On remarquera d’abord que le sexe reste bien une affaire d’apprentissage. Comme on le constate en 1800 a propos de l’«enfant sauvage de l’Aveyron», un primate qui atteint la puberte en ayant grandi a l’ecart de l’ensemble de ses congeneres ressent de l’excitation sexuelle, mais ne sait pas quoi en faire. Il en va ainsi des macaques etudies avec Harry Harlow dans les annees 50-60: «Eleves en situation d’isolement», ces singes ne savaient gui?re De quelle fai§on copuler «et pouvaient satisfaire avec violence a des situations sexuelles». Aussi, comment apprend-on? Chez les primates observes – chimpanzes, babouins, gibbons, bonobos –, cela passe par l’observation des etreintes parentales, ainsi que par des «jeux d’entrainement sexuels» ( sexual rehearsal play ) entre pairs, ou des juveniles imitent le comportement des adultes.

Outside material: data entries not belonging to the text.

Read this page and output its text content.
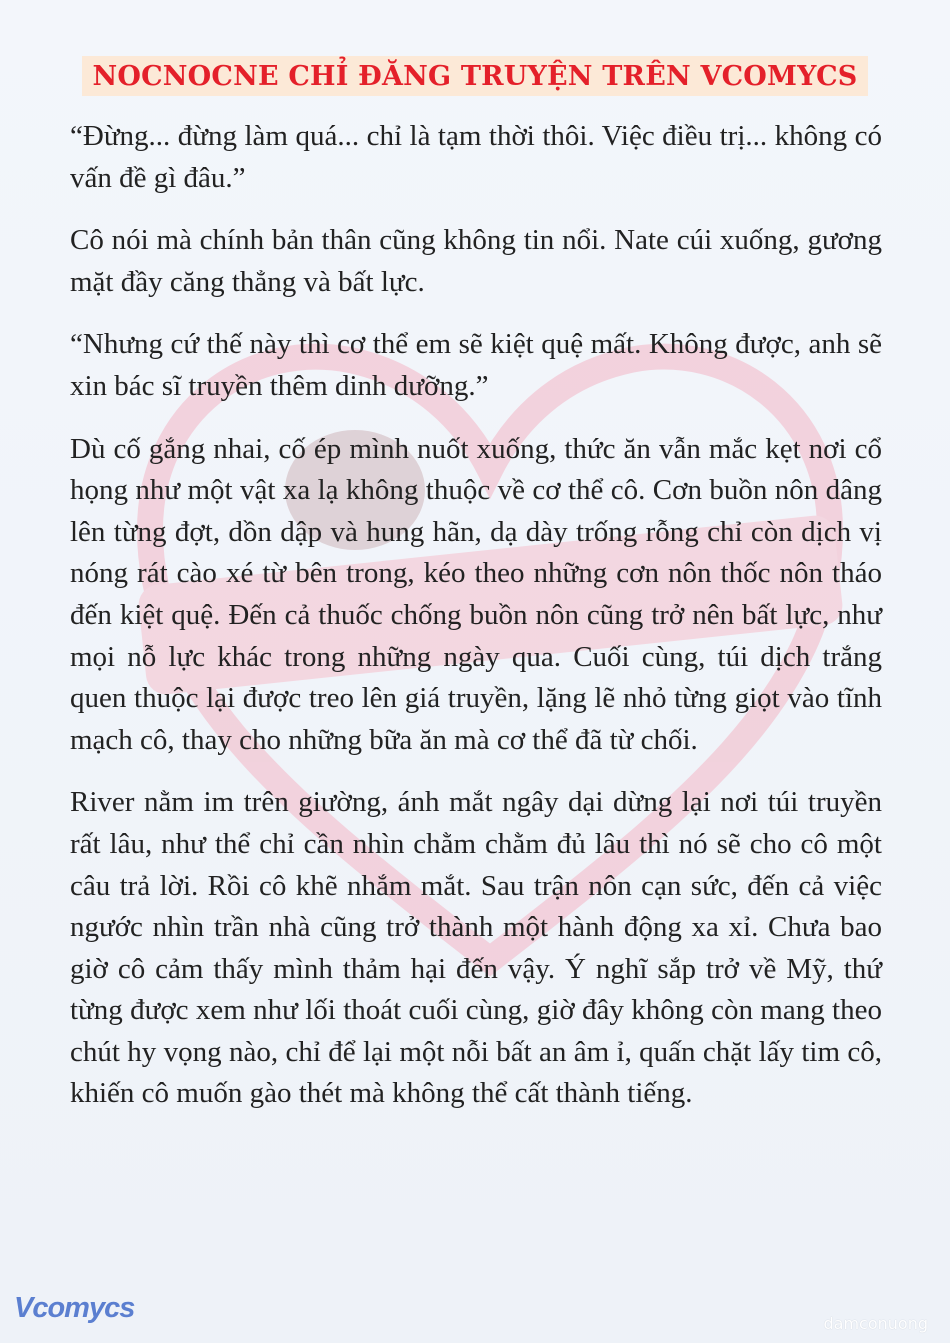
NOCNOCNE CHỈ ĐĂNG TRUYỆN TRÊN VCOMYCS

“Đừng... đừng làm quá... chỉ là tạm thời thôi. Việc điều trị... không có vấn đề gì đâu.”

Cô nói mà chính bản thân cũng không tin nổi. Nate cúi xuống, gương mặt đầy căng thẳng và bất lực.

“Nhưng cứ thế này thì cơ thể em sẽ kiệt quệ mất. Không được, anh sẽ xin bác sĩ truyền thêm dinh dưỡng.”

Dù cố gắng nhai, cố ép mình nuốt xuống, thức ăn vẫn mắc kẹt nơi cổ họng như một vật xa lạ không thuộc về cơ thể cô. Cơn buồn nôn dâng lên từng đợt, dồn dập và hung hãn, dạ dày trống rỗng chỉ còn dịch vị nóng rát cào xé từ bên trong, kéo theo những cơn nôn thốc nôn tháo đến kiệt quệ. Đến cả thuốc chống buồn nôn cũng trở nên bất lực, như mọi nỗ lực khác trong những ngày qua. Cuối cùng, túi dịch trắng quen thuộc lại được treo lên giá truyền, lặng lẽ nhỏ từng giọt vào tĩnh mạch cô, thay cho những bữa ăn mà cơ thể đã từ chối.

River nằm im trên giường, ánh mắt ngây dại dừng lại nơi túi truyền rất lâu, như thể chỉ cần nhìn chằm chằm đủ lâu thì nó sẽ cho cô một câu trả lời. Rồi cô khẽ nhắm mắt. Sau trận nôn cạn sức, đến cả việc ngước nhìn trần nhà cũng trở thành một hành động xa xỉ. Chưa bao giờ cô cảm thấy mình thảm hại đến vậy. Ý nghĩ sắp trở về Mỹ, thứ từng được xem như lối thoát cuối cùng, giờ đây không còn mang theo chút hy vọng nào, chỉ để lại một nỗi bất an âm ỉ, quấn chặt lấy tim cô, khiến cô muốn gào thét mà không thể cất thành tiếng.

Vcomycs	damconuong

Ce trait observe aupres des autres primates s’est-il maintenu chez les humains? Reponse unanime, affirmative, des anthropologues qui se sont penches sur la question. Chez les natifs des iles Trobriand, Bronislaw Malinowski observait que l’enfant avait «la possibilite de analyser des parents a sa guise jusqu’a sa puberte». En parallele, «les bambins commencaient a s’engager dans des jeux sexuels dans les buissons. Les adultes acceptaient votre comportement, Afin de autant qu’il se deroule en prive. Les enfants s’adonnaient mutuellement a des stimulations manuelles et orales des organes genitaux, ainsi qu’a des coits simules.» Notre aussi chose s’observe chez nos Amharas d’Ethiopie, les Aymaras du Perou, les Santal d’Inde, les Sherpas du Nepal, les habitants des iles Alor dans l’archipel une Sonde, ainsi que chez les chasseurs-cueilleurs Hazda et Kung de Tanzanie. Il en allait probablement ainsi dans la prehistoire.

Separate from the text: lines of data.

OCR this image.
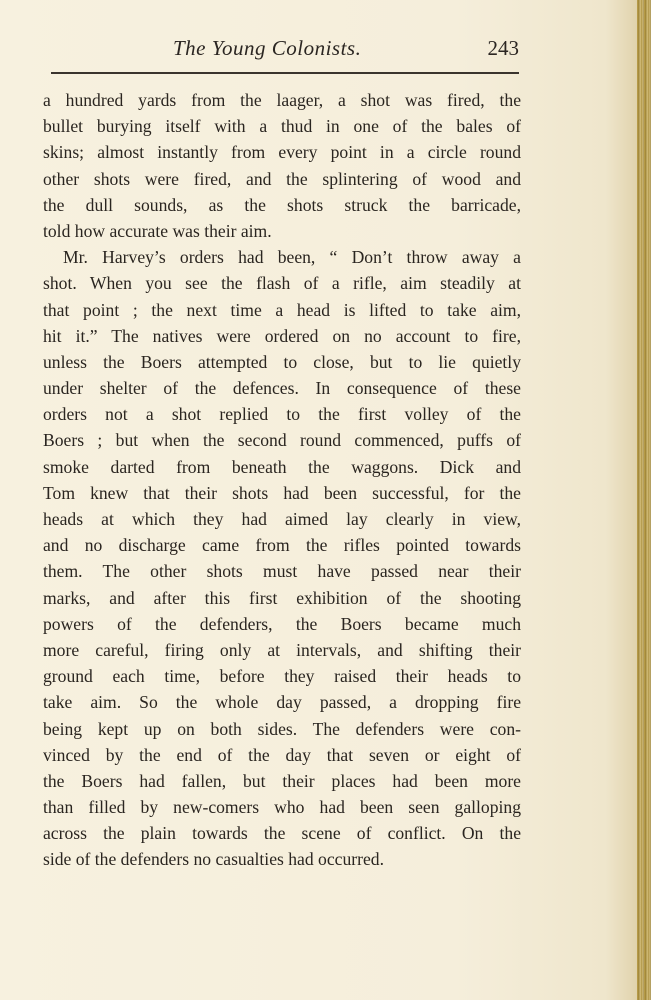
The Young Colonists.	243
a hundred yards from the laager, a shot was fired, the
bullet burying itself with a thud in one of the bales of
skins; almost instantly from every point in a circle round
other shots were fired, and the splintering of wood and
the dull sounds, as the shots struck the barricade,
told how accurate was their aim.
Mr. Harvey’s orders had been, “ Don’t throw away a
shot. When you see the flash of a rifle, aim steadily at
that point ; the next time a head is lifted to take aim,
hit it.” The natives were ordered on no account to fire,
unless the Boers attempted to close, but to lie quietly
under shelter of the defences. In consequence of these
orders not a shot replied to the first volley of the
Boers ; but when the second round commenced, puffs of
smoke darted from beneath the waggons. Dick and
Tom knew that their shots had been successful, for the
heads at which they had aimed lay clearly in view,
and no discharge came from the rifles pointed towards
them. The other shots must have passed near their
marks, and after this first exhibition of the shooting
powers of the defenders, the Boers became much
more careful, firing only at intervals, and shifting their
ground each time, before they raised their heads to
take aim. So the whole day passed, a dropping fire
being kept up on both sides. The defenders were con-
vinced by the end of the day that seven or eight of
the Boers had fallen, but their places had been more
than filled by new-comers who had been seen galloping
across the plain towards the scene of conflict. On the
side of the defenders no casualties had occurred.
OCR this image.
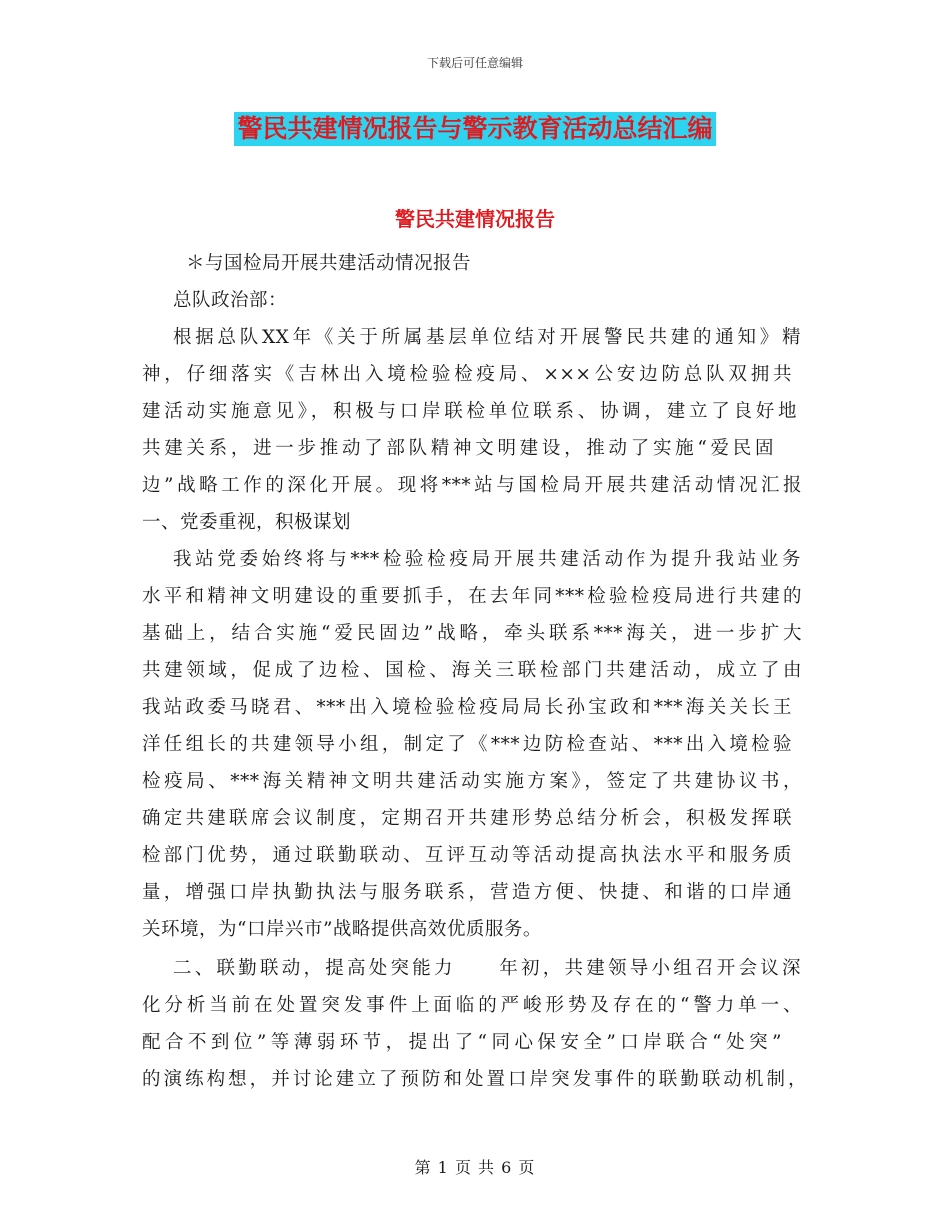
下载后可任意编辑
警民共建情况报告与警示教育活动总结汇编
警民共建情况报告
＊与国检局开展共建活动情况报告
总队政治部：
根据总队XX年《关于所属基层单位结对开展警民共建的通知》精
神，仔细落实《吉林出入境检验检疫局、×××公安边防总队双拥共
建活动实施意见》，积极与口岸联检单位联系、协调，建立了良好地
共建关系，进一步推动了部队精神文明建设，推动了实施“爱民固
边”战略工作的深化开展。现将***站与国检局开展共建活动情况汇报
一、党委重视，积极谋划
我站党委始终将与***检验检疫局开展共建活动作为提升我站业务
水平和精神文明建设的重要抓手，在去年同***检验检疫局进行共建的
基础上，结合实施“爱民固边”战略，牵头联系***海关，进一步扩大
共建领域，促成了边检、国检、海关三联检部门共建活动，成立了由
我站政委马晓君、***出入境检验检疫局局长孙宝政和***海关关长王
洋任组长的共建领导小组，制定了《***边防检查站、***出入境检验
检疫局、***海关精神文明共建活动实施方案》，签定了共建协议书，
确定共建联席会议制度，定期召开共建形势总结分析会，积极发挥联
检部门优势，通过联勤联动、互评互动等活动提高执法水平和服务质
量，增强口岸执勤执法与服务联系，营造方便、快捷、和谐的口岸通
关环境，为“口岸兴市”战略提供高效优质服务。
二、联勤联动，提高处突能力　　年初，共建领导小组召开会议深
化分析当前在处置突发事件上面临的严峻形势及存在的“警力单一、
配合不到位”等薄弱环节，提出了“同心保安全”口岸联合“处突”
的演练构想，并讨论建立了预防和处置口岸突发事件的联勤联动机制，
第 1 页 共 6 页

Apres votre Moyen Age ou les etreintes parentales semblent demeurer visibles et un age moderne qui voit se developper l’intimite, les m?urs actuelles se mettent en place depuis quelque trois siecles: des adultes se cachent Afin de coucher et les jeux sexuels entre bambins sont decourages. Comment apprend-on, alors? Selon Freud, bbwdatefinder site de rencontre une reellement grande curiosite sexuelle pousse les petits a se bricoler un connaitre avec l’ensemble des moyens: «Leurs recherches peuvent etre facilitees par l’observation en copulation d’animaux, ou via le fait de dormir dans la chambre des parents pendant la premiere annee.» Un siecle plus tard, l’information echangee avec des proches, Internet et l’education sexuelle ont pris le relais.
Faut-il se rejouir ou s’inquieter de votre tournant? Le questionner, est-ce s’engager concernant une pente glissante? Les observations rassemblees par Lawrence Josephs peuvent-elles alimenter des remarques dangereuses? Reponse en trois mouvements. D’une part, les plusieurs etudes disponibles indiquent, contrairement a votre qu’avancait Freud, que claque d’assister a Notre «scene primitive» – une relation sexuelle entre ses parents – n’est gui?re, en tant que tel, un evenement traumatisant. C’est «le schema des relations familiales» qui determine «les reactions a l’experience», note Josephs. D’autre part, il demeure avere que l’exposition des bambins a la sexualite parentale est traumatisante si l’enfant est converti par nos adultes en objet de desir et de plaisir. Enfin, releve le chercheur, «il ne s’agit aucun promouvoir un romantisme naif a propos du developpement psychosexuel humain», tel si «la prehistoire est votre paradis perdu», mais plutot «de mentionner la necessite de recherches supplementaires»: on veut savoir d’ou on vient et ou on va.